À l’Assemblée nationale de la République démocratique du Congo, le débat autour du projet de loi sur relatif au référendum prend une tournure de plus en plus complexe. Ce mercredi 27 mai, la majorité parlementaire regroupée au sein de l’Union sacrée a poursuivi l’examen du texte malgré le retrait spectaculaire des députés de l’opposition, qui dénoncent une tentative de « passage forcé » sur une question jugée explosive.
L’ambiance était extrêmement tendue, ce mercredi au Palais du Peuple, siège du Parlement congolais, à Kinshasa. Avant l’ouverture de la séance plénière qui devait se pencher sur le projet de loi, les députés du groupe parlementaire « Ensemble » ont décidé de se retirer de la salle pour manifester leur désaccord quant à l’examen du projet de loi sur le référendum. Mais, cela n’a pas empêché les députés de la majorité de poursuivre leurs travaux.
Une plénière sous haute tension
La séance de ce mercredi à l’Assemblée nationale congolaise s’est ouverte dans une atmosphère lourde. Très vite, les députés de l’opposition, conduits par le groupe parlementaire « Ensemble et Alliés », ont quitté l’hémicycle après une intervention musclée de Christian Mwando. Dans une motion d’information, l’élu a dénoncé l’examen d’une proposition de loi sur le référendum alors que plusieurs territoires de l’est demeurent sous la menace des groupes armés.
Pour l’opposition, il est politiquement et moralement inacceptable d’ouvrir un tel débat pendant que des populations continuent de vivre sous les violences et les déplacements forcés. « Il est inconcevable de débattre d’un référendum pendant qu’une partie du territoire national est sous occupation », a déclaré le député qui a profité de l’occasion pour évoquer également la question de l’état de siège toujours en vigueur au Nord-Kivu et en Ituri. En quittant la salle, les députés opposants ont voulu envoyer un signal fort : ils refusent d’être associés à un processus qu’ils considèrent comme dangereux pour la stabilité du pays.

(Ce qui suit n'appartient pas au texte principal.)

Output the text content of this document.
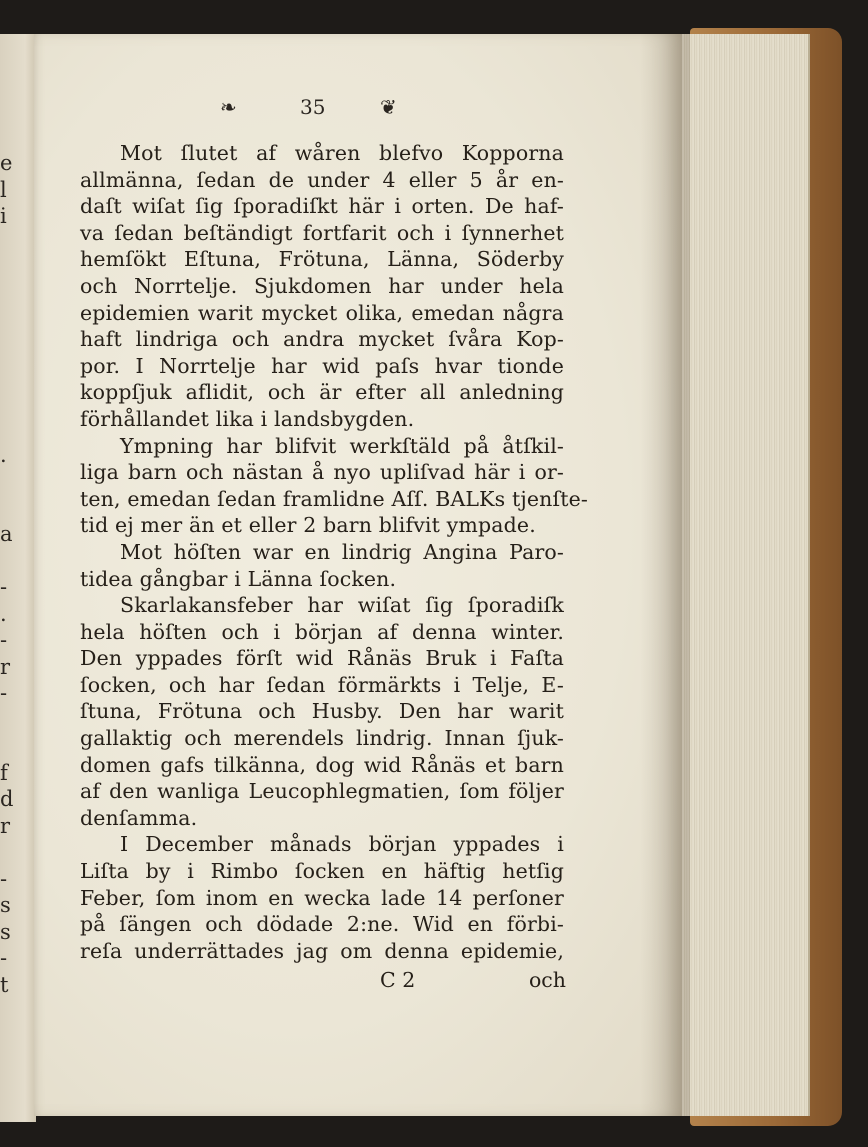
e
l
i
.
a
-
.
-
r
-
f
d
r
-
s
s
-
t
❧	35	❦
Mot ſlutet af wåren blefvo Kopporna
allmänna, ſedan de under 4 eller 5 år en-
daſt wiſat ſig ſporadiſkt här i orten. De haf-
va ſedan beſtändigt fortfarit och i ſynnerhet
hemſökt Eſtuna, Frötuna, Länna, Söderby
och Norrtelje. Sjukdomen har under hela
epidemien warit mycket olika, emedan några
haft lindriga och andra mycket ſvåra Kop-
por. I Norrtelje har wid paſs hvar tionde
koppſjuk aflidit, och är efter all anledning
förhållandet lika i landsbygden.
Ympning har blifvit werkſtäld på åtſkil-
liga barn och nästan å nyo upliſvad här i or-
ten, emedan ſedan framlidne Aſſ. BALKs tjenſte-
tid ej mer än et eller 2 barn blifvit ympade.
Mot höſten war en lindrig Angina Paro-
tidea gångbar i Länna ſocken.
Skarlakansfeber har wiſat ſig ſporadiſk
hela höſten och i början af denna winter.
Den yppades förſt wid Rånäs Bruk i Faſta
ſocken, och har ſedan förmärkts i Telje, E-
ſtuna, Frötuna och Husby. Den har warit
gallaktig och merendels lindrig. Innan ſjuk-
domen gafs tilkänna, dog wid Rånäs et barn
af den wanliga Leucophlegmatien, ſom följer
denſamma.
I December månads början yppades i
Liſta by i Rimbo ſocken en häftig hetſig
Feber, ſom inom en wecka lade 14 perſoner
på ſängen och dödade 2:ne. Wid en förbi-
reſa underrättades jag om denna epidemie,
C 2	och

Le spectre d’une révision constitutionnelle
Officiellement, la majorité affirme que cette proposition de loi vise simplement à encadrer juridiquement l’organisation de référendums prévus par la Constitution. Mais dans les rangs de l’opposition comme au sein de plusieurs organisations de la société civile, les doutes persistent. Depuis plusieurs semaines, les critiques se multiplient contre ce qui est perçu comme une stratégie progressive visant à préparer une modification de certaines dispositions constitutionnelles sensibles, notamment celles liées à la limitation des mandats présidentiels.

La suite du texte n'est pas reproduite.